Local housing directors say family housing, built mostly in the 1950s and 1960s, is slowly disappearing.

At the University of Southern Mississippi, officials demolished 128 units at the Pine Haven apartments last year to make way for sorority housing, leaving the university with 170 family living apartments.

Other universities around the state say they have no plans to get rid of their family housing for now.

“Because there is so much competition off campus, it is not really a priority for universities the way it once was,” said Ann Bailey, housing director at Mississippi State University.

She said the university’s Aiken Village, with 266 units, is in good shape, and there are no plans to get rid of it.

However, she and other housing directors agree, family housing might go away completely one day.

“It’s an unfortunate situation, but there’s really no other alternative,” UM’s Krhut said.

She said to renovate the apartments would cost so much, the university would end up charging as much to live there as students would pay in an off-campus apartment.

Now, they’re paying about $6,000 a year, or $500 a month, for two-bedroom apartments including summers and utilities. A typical two-bedroom apartment in Oxford runs about $600 a month, not including utilities.
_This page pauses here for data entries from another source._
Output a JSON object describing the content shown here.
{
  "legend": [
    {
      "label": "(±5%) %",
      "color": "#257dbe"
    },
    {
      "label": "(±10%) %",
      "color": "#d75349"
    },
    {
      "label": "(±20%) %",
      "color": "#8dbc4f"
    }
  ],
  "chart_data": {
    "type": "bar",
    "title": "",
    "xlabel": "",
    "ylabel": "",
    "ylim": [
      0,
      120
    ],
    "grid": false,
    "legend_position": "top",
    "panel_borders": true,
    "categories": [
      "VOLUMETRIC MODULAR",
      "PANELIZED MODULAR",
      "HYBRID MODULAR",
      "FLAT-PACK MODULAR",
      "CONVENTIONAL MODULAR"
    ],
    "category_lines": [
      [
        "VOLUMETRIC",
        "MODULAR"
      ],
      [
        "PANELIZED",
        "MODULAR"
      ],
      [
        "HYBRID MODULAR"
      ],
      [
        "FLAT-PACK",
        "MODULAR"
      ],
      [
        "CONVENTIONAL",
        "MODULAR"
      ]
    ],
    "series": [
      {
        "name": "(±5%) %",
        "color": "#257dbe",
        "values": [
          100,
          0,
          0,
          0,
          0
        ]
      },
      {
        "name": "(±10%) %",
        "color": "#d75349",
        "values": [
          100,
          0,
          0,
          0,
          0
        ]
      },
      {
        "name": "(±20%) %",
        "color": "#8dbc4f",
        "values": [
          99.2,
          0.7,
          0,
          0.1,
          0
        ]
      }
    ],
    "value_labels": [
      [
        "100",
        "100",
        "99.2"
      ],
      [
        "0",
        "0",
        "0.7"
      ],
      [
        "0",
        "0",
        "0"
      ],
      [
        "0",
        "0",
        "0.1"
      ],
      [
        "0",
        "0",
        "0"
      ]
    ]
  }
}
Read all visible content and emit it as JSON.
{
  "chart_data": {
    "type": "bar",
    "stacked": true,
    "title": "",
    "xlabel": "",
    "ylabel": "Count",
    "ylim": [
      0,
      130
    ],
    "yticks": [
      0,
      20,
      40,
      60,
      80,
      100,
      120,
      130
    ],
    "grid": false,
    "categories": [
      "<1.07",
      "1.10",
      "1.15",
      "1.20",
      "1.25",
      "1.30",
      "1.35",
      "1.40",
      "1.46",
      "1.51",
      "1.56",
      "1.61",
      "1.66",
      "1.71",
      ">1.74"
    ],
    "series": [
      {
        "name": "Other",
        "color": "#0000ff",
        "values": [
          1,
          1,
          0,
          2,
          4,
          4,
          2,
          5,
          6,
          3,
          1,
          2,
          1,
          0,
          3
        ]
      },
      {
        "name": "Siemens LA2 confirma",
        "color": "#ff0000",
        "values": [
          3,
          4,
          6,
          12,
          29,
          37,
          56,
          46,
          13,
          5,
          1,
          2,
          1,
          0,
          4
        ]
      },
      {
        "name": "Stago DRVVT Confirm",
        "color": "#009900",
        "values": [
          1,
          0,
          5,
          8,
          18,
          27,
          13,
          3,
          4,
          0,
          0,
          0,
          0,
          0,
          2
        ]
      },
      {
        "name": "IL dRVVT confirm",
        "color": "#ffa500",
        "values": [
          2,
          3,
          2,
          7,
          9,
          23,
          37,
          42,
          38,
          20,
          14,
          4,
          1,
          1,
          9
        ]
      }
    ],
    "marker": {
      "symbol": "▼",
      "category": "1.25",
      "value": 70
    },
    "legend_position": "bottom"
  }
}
“In Oxford, the cost of living is very high, and it’s really hard to make ends meet,” said Aaron Graves, a student set to graduate in December 2007.

Graves, 29, his wife, Elizabeth, and their 2-year-old daughter, Anna, live in a two-bedroom unit at the Village.

“Living there makes it a lot easier,” he said.

Graves said while the apartment isn’t a luxury unit, it is not dilapidated or beyond repair. “There is absolutely nothing wrong with it,” he said.

Graves and the rest of the occupants — the Village is only about half full — were notified by e-mail in February of next spring’s closing. He has begun a petition to help keep the apartments open but admits the effort is probably futile.

“We’ll probably be looking for a place to live,” he said.